Gatorade as a beverage contains just as much sugar as Coca-Cola, and that isn’t even it’s biggest problem. Hyponatremia is a condition that occurs when the level of sodium in the blood is too low. This happens when your body is overly hydrated. The American College of Sports Medicine advocates the amount of fluid intake for an athlete should be “the maximal amount that can be tolerated.” Gatorade advocates, “at least 40 oz. of fluid an hour.” Neither of which are true. The average water bottle is 16oz. That would be equivalent to drinking 2.5 bottles of water every hour. After at least 17 preventable deaths, Gatorade and ACSM officials finally confessed to both counts of false advertising. People had to die before these companies came out about their wrong doings. Athletes should just drink ad libitum, or when they feel like it. Humans possess an effective mechanism for preventing hyper-hydration and severe dehydration: thirst. Gatorade leverages its relationship with the ACSM to influence coaches’ and athletes’ drinking practices. Gatorade, and its owner PepsiCo, are quite open about this. Gatorade has spent the last four decades and billions of dollars misleading athletes and coaches about hydration, and they continue to do so with their “Beat the Heat” campaign.

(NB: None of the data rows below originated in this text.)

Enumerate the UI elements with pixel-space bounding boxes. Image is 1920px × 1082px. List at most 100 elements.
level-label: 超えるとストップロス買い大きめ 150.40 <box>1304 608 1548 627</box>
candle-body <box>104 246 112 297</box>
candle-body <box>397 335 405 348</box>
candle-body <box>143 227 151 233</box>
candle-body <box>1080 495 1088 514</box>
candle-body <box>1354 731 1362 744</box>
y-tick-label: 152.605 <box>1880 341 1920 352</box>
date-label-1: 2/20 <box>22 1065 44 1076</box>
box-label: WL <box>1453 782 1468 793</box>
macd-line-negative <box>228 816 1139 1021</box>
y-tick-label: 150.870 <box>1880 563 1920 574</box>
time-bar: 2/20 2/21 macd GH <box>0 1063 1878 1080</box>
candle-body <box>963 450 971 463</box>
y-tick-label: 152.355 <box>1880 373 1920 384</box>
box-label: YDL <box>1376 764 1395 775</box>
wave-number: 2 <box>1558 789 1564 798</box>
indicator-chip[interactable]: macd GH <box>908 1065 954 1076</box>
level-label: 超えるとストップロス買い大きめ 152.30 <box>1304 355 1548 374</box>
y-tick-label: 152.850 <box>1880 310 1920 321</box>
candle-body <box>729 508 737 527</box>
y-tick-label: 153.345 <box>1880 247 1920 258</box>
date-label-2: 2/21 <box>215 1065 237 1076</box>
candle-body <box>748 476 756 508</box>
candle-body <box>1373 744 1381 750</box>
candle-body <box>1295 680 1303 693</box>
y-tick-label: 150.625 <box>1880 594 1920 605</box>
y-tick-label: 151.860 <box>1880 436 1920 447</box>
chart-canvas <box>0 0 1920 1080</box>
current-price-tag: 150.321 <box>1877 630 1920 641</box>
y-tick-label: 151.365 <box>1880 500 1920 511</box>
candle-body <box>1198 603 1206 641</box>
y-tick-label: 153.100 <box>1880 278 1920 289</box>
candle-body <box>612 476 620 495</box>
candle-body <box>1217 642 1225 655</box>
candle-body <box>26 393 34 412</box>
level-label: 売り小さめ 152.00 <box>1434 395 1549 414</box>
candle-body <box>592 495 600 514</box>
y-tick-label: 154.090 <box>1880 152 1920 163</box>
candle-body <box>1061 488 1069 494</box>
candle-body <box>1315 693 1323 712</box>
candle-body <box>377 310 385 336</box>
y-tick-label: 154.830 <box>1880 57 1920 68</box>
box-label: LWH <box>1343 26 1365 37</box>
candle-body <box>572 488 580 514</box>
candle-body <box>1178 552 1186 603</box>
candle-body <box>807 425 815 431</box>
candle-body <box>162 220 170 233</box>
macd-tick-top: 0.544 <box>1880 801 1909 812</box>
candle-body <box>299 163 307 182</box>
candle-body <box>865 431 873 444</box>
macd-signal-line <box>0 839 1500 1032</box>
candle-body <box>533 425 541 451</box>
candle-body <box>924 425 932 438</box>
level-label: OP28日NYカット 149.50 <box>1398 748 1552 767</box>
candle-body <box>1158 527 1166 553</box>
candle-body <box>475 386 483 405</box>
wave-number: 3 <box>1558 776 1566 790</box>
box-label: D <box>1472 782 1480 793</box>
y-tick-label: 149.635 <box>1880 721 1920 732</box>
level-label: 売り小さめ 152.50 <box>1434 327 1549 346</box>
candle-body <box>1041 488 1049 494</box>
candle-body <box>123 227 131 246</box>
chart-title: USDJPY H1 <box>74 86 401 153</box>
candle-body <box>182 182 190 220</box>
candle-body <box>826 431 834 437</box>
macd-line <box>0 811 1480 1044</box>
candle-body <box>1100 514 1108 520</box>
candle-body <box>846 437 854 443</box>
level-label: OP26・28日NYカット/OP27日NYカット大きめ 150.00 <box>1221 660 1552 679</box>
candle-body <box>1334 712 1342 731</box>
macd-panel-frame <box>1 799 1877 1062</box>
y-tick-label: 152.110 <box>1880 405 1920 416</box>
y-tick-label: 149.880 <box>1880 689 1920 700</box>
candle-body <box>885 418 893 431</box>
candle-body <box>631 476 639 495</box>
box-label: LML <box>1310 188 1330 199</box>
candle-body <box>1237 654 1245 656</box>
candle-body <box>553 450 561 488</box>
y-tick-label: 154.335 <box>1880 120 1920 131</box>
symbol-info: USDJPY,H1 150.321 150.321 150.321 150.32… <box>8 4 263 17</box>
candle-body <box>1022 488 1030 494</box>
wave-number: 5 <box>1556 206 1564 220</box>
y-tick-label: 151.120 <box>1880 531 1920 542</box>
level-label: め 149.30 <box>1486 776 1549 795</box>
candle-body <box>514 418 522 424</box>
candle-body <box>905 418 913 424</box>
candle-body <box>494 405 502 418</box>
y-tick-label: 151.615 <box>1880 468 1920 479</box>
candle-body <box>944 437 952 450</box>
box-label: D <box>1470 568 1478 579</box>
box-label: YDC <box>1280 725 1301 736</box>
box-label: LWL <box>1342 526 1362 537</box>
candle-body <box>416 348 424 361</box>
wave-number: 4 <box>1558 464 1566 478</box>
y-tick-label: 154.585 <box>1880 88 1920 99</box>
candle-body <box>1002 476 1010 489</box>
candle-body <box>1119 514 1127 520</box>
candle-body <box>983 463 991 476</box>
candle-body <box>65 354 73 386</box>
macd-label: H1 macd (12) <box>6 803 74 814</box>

Now, if the ACSM gets the power to be the sole licensing agency for athletic trainers false information will be given to public at an alarmingly fast rate. Our ideas of fitness and nutrition will be governed by big business and greedy CEOs. I myself am an athletic trainer and will not stand for this. America already has an alarming obesity percentage as well as poor physical education requirements. Let’s not add to the problem, but stand up against it. Please join me in the fight and KILL BIG SODA!!